How to obtain more information

The PCSP program hinges around asking practices to focus on the following areas:

  • Develop and maintain referral agreements and care plans with primary care practices.
  • Communicate timely information that helps practices agree on a plan for coordinating care
  • Share care management for patient referrals.
  • Provide superior access to care, including electronically, when patients need it.
  • Track patients over time and across clinical encounters to assure the patient’s care needs are met.
  • Provide patient-centered care, which includes the patient (and the patient’s family or caregiver, if appropriate) in planning and goal setting.

If you are interested in exploring the PCSP program further, you can find more information here.

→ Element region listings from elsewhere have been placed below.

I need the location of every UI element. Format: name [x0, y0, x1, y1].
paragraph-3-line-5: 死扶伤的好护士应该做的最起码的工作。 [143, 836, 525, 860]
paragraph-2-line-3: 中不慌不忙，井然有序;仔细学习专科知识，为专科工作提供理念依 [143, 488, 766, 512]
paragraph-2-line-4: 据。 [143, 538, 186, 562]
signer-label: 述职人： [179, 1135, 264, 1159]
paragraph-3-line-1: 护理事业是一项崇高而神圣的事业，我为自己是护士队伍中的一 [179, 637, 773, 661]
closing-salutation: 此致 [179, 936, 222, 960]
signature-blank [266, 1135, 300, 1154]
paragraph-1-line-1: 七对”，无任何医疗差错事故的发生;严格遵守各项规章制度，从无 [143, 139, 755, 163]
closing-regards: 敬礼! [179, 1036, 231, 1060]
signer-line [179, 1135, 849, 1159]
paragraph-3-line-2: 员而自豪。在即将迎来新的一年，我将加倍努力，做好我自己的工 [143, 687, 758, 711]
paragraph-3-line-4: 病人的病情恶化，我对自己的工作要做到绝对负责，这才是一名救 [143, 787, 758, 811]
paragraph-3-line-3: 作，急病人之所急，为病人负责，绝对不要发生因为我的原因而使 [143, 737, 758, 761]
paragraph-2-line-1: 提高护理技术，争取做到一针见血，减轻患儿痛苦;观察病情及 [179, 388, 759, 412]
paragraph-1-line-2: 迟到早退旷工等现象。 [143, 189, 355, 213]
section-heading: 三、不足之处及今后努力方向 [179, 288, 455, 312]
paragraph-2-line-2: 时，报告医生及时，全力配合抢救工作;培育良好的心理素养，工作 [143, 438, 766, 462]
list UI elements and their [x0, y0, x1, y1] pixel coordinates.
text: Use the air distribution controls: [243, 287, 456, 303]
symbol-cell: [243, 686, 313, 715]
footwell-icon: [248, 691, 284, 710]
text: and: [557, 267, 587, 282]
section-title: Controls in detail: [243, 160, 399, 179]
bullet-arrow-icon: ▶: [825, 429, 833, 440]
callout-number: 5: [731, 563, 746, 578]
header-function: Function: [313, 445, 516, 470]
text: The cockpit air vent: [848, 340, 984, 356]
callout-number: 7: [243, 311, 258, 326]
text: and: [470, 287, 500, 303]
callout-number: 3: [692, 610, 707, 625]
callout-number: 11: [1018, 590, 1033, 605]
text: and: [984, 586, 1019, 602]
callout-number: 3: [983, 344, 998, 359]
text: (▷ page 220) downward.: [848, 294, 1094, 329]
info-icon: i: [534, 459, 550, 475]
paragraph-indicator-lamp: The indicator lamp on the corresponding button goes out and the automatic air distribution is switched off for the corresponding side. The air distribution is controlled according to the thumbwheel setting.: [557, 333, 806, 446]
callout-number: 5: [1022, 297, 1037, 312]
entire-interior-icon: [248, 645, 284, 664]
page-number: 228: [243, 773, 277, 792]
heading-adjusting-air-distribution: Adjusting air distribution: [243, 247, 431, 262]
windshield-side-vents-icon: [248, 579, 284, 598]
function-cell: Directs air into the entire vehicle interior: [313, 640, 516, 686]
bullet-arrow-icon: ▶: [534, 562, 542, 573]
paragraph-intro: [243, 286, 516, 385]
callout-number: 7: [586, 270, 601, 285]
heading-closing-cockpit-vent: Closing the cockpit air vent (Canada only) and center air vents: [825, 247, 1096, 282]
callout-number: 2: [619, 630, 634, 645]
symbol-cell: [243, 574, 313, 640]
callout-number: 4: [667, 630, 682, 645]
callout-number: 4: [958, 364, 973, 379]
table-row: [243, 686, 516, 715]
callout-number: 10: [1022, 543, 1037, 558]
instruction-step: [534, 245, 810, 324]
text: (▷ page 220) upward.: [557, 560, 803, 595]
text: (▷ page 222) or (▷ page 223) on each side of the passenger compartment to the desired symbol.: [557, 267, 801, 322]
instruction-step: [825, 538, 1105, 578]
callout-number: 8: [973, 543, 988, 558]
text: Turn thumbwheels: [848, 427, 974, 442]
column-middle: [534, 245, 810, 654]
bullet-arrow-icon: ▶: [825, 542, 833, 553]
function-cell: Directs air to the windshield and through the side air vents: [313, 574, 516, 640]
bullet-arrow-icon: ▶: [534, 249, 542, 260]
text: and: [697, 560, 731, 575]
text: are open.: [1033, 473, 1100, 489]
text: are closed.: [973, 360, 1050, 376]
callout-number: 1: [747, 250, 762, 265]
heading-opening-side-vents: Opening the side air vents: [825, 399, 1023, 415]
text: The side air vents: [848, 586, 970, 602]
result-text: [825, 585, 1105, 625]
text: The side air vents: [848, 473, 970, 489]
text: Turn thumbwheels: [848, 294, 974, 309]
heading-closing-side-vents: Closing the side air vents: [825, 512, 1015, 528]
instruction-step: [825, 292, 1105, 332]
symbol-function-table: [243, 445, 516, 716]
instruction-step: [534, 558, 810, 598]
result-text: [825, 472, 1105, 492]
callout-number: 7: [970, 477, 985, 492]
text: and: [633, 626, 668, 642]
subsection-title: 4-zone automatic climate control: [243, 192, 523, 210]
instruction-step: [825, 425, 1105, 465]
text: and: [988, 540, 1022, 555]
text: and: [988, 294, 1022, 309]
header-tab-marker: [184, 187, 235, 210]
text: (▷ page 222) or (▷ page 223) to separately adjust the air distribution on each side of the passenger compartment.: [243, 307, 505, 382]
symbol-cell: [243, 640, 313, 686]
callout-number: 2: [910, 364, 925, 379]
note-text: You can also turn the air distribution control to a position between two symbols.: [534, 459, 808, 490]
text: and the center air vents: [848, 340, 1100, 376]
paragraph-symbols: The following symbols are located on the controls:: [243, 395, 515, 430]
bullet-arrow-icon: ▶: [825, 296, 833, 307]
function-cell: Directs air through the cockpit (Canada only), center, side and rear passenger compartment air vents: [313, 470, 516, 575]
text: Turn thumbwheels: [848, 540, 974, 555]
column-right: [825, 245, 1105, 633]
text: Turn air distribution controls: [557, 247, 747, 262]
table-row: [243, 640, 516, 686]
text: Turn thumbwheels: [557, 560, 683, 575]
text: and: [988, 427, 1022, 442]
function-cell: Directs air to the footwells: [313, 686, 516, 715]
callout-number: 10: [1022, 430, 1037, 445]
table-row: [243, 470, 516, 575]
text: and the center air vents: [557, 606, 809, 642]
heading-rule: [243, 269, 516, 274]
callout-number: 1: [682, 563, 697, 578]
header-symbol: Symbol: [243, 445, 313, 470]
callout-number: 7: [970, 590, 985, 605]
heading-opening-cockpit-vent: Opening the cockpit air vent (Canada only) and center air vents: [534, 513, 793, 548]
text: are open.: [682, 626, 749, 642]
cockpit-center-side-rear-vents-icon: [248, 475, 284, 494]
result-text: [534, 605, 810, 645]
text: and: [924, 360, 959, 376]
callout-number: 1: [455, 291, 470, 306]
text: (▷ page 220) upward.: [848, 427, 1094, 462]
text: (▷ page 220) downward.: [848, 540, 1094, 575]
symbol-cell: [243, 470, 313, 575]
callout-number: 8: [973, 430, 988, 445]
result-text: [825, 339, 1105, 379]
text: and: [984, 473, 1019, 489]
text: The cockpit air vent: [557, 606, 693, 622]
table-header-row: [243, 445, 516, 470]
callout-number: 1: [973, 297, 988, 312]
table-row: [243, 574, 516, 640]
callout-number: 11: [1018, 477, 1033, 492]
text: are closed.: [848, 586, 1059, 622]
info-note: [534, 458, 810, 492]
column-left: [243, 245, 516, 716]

If you are already participating in an NCQA program (such as the Diabetes Recognition Program (DRP) or the Heart/Stroke Recognition Program (HSRP), you will receive credit toward your PCSP scores for that. Also since the program is aligned with meaningful use, if you are participating in that you will already have several points and material that can count toward your score too.

Bottom line

Quality-care programs are here to stay and practices can expect to see more and more initiatives rolling their way in 2016. NCQA’s PCSP Program offers both a framework for transitioning to better care coordination and clinical integration with other providers, and an opportunity down the line to potentially reap incentives from payer plans once those hit the market. As achieving PCSP can take a year or more depending upon your organization’s size, don’t wait until payers begin paying for it. Instead, get started now and reach out to payers with which you participate to ask them how they are supporting (or plan to support) practices that achieve PCSP Recognition today and in the future. The more payers hear from you on this, the more important it becomes for them to incentivize those practices that are achieving this level of care. At the very least, it may help to get a negotiation started where no incentive is currently available.